Still, the site has 3 million active customers that are, for the most part, less responsive to the macroeconomic headwinds facing other fashion businesses. Hahn called the closed membership model “magic,” saying that the top spenders from 2017 are spending the same amount in 2023.

“The top 15 percent of our customers make up 50 percent of our revenues, and they shop more than 1,500 euros every second month,” Hahn said.

Spend on luxury is increasing “in the triple digits,” Visse-Demortier added. “There is a lot of appetite.”

Jason Visse-Demortier Dirk Bruniecki / Courtesy BestSecret

The Munich-based company is focused on fashion overstock, with about 5 million items from high street to high-end brands. The group operates brick-and-mortar stores too, with five across Germany and Austria, which also require a membership card for entry. Hahn said it sells 99 percent of its merchandise online; the other one percent is moved to these offline stores.

They also skip the flash sale model that has traditionally defined the off-price market. “For us a flash sale is the ‘90s TV station. And we are the Netflix model,” said Hahn, which leads to a continuous flow of goods to the site.

BestSecret Group is owned by London-based private equity firm Permira Funds, as well as the founding family company Schustermann & Borenstein, and posted 1.05 billion in revenues in 2022, up 11.5 percent year-over-year.

“All other online fashion [sites] I’m aware of have a leaky bucket and would shrink without new customers. We don’t shrink without new customers,” Hahn said.

Climate change and unpredictable weather patterns have upended the traditional fashion calendar, but proved a boon for the company. The rainy European spring delayed the summer spend, while the hot autumn months have additionally altered the market.

“We currently see availability coming from the difficulties mostly relayed to the delayed start of the season. It’s directly impacting brands and most likely creating stock situations,” Hahn said.

The company also benefits from the new EU ban on destruction of unsold clothing, which luxury brands used to dispose of in order to protect their full price sales models. “They’re actually happy that there’s someone who has a solution in a very controlled way, turning inventory into cash without creating any bad side effects,” Hahn said.

The businesses overproduction model is also a contributing factor, he added, but brands are starting to use better predictive models to more accurately predict size ranges, for example.

“The production cost is tiny in comparison to the sales you can generate, but we also see the overall volume of stock available reducing. We are looking at taking the biggest market share of what I would say is a reducing market,” Hahn said. Brands have also been reviewing their pricing strategies in response, he added.

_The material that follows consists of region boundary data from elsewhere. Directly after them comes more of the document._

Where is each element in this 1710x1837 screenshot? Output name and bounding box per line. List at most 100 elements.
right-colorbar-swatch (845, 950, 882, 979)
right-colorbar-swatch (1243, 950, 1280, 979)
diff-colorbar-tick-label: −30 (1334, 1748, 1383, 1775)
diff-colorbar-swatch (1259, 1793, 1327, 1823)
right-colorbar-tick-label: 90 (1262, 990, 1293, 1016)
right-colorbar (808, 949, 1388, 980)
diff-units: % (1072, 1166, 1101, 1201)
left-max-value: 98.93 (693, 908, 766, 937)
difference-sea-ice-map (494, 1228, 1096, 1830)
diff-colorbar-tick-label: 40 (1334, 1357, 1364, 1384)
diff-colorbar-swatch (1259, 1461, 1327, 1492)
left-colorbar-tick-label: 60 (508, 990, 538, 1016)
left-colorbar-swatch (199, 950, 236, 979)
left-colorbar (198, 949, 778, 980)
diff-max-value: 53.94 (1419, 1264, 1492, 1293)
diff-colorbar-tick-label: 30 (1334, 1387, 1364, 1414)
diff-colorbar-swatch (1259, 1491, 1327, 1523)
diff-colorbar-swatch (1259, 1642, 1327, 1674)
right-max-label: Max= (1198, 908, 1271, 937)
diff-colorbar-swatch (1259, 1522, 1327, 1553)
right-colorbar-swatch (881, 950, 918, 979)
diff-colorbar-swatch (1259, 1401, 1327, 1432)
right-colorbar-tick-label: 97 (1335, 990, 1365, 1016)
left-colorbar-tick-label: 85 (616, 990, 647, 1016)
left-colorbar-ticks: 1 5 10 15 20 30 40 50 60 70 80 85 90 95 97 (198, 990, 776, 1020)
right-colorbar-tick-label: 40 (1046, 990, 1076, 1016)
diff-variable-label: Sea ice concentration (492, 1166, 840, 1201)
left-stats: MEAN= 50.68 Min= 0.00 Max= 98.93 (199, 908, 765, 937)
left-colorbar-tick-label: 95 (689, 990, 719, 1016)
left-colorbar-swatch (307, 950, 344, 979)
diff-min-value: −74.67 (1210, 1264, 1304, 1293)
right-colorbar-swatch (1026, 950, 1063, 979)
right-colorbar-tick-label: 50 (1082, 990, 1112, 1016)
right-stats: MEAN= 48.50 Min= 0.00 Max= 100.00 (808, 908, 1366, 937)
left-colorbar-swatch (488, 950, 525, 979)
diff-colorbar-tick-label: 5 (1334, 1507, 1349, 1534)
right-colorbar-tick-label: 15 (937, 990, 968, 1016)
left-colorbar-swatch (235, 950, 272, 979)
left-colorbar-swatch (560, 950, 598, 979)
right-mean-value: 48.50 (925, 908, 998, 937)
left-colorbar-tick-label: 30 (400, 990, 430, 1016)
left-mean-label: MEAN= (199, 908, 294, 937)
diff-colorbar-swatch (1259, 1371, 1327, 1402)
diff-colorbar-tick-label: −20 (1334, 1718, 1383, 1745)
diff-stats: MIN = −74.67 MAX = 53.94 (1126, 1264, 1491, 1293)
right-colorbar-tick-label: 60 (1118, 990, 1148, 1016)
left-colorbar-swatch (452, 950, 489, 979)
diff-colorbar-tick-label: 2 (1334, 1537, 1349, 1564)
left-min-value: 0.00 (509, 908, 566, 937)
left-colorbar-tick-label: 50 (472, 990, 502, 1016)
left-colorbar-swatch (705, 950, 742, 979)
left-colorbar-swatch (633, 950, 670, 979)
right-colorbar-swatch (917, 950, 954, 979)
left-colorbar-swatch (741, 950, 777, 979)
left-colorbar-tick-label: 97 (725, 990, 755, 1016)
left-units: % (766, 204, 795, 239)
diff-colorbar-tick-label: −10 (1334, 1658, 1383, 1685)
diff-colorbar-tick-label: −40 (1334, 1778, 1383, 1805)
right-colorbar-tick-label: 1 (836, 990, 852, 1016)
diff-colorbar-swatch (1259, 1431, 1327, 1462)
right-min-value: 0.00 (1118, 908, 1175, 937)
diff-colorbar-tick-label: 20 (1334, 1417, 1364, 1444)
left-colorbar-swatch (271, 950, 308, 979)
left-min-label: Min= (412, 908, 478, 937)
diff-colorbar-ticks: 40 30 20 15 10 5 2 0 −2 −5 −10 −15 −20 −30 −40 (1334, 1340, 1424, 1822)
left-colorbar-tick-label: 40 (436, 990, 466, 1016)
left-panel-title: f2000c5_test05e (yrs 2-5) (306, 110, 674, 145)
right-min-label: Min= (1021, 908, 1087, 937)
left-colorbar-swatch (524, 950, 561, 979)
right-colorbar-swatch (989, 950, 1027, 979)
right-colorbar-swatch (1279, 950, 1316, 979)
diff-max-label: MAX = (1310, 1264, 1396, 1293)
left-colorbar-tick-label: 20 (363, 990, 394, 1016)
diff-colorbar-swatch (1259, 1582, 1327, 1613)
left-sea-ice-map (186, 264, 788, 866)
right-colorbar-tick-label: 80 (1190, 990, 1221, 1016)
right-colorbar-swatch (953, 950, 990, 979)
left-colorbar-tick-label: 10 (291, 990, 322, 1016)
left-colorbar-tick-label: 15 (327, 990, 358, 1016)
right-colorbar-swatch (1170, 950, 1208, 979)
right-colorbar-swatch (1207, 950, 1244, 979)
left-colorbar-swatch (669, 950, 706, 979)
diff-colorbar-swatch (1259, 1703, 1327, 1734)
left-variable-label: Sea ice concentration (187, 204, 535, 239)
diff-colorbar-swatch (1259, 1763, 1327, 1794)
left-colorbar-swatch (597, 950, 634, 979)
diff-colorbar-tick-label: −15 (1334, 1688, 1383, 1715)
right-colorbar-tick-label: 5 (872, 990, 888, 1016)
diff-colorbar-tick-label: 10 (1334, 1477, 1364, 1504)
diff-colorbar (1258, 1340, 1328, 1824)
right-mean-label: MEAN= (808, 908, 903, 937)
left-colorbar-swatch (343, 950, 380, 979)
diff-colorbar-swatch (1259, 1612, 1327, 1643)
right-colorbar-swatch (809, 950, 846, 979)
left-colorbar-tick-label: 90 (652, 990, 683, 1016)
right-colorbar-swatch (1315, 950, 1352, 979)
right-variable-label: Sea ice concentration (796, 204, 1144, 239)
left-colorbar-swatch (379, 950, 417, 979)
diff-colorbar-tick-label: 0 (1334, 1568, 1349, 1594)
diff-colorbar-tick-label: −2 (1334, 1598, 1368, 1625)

The BestSecret app Courtesy BestSecret

Hahn said that while online shopping traditionally grapples with high return rates, the majority of returns are resold after quality checks, or can be routed into their brick-and-mortar stores. Ninety-five percent of the revenue comes from online sales. “We are a pure play online and the five percent [of brick-and-mortar sales] is there just to support the online strategy,” Hahn said.

“The very reason for existence is sustainability, since we are clearing products that would have or could have been discarded in the past,” Hahn said.

The company launched a take back program last year, pulling in 5,500 items for resale on Hamburg-based site Vite EnVogue. They also launched their own secondhand service as a pilot program, with a heavy emphasis on handbags including brands they do not yet carry.

In the U.S., they’ve seen “traction there better than we expected,” said Hahn, but for now the focus is on the European elevation and expansion strategy.

“We have such a fantastic machine that we don’t want to overheat the machine, because then we would risk our promise to the brands,” Hahn added. “We don’t want to be loud.…Let’s not try to grow 100 percent and be a short-term flash in the pan and risk the trust we’ve build over decades.”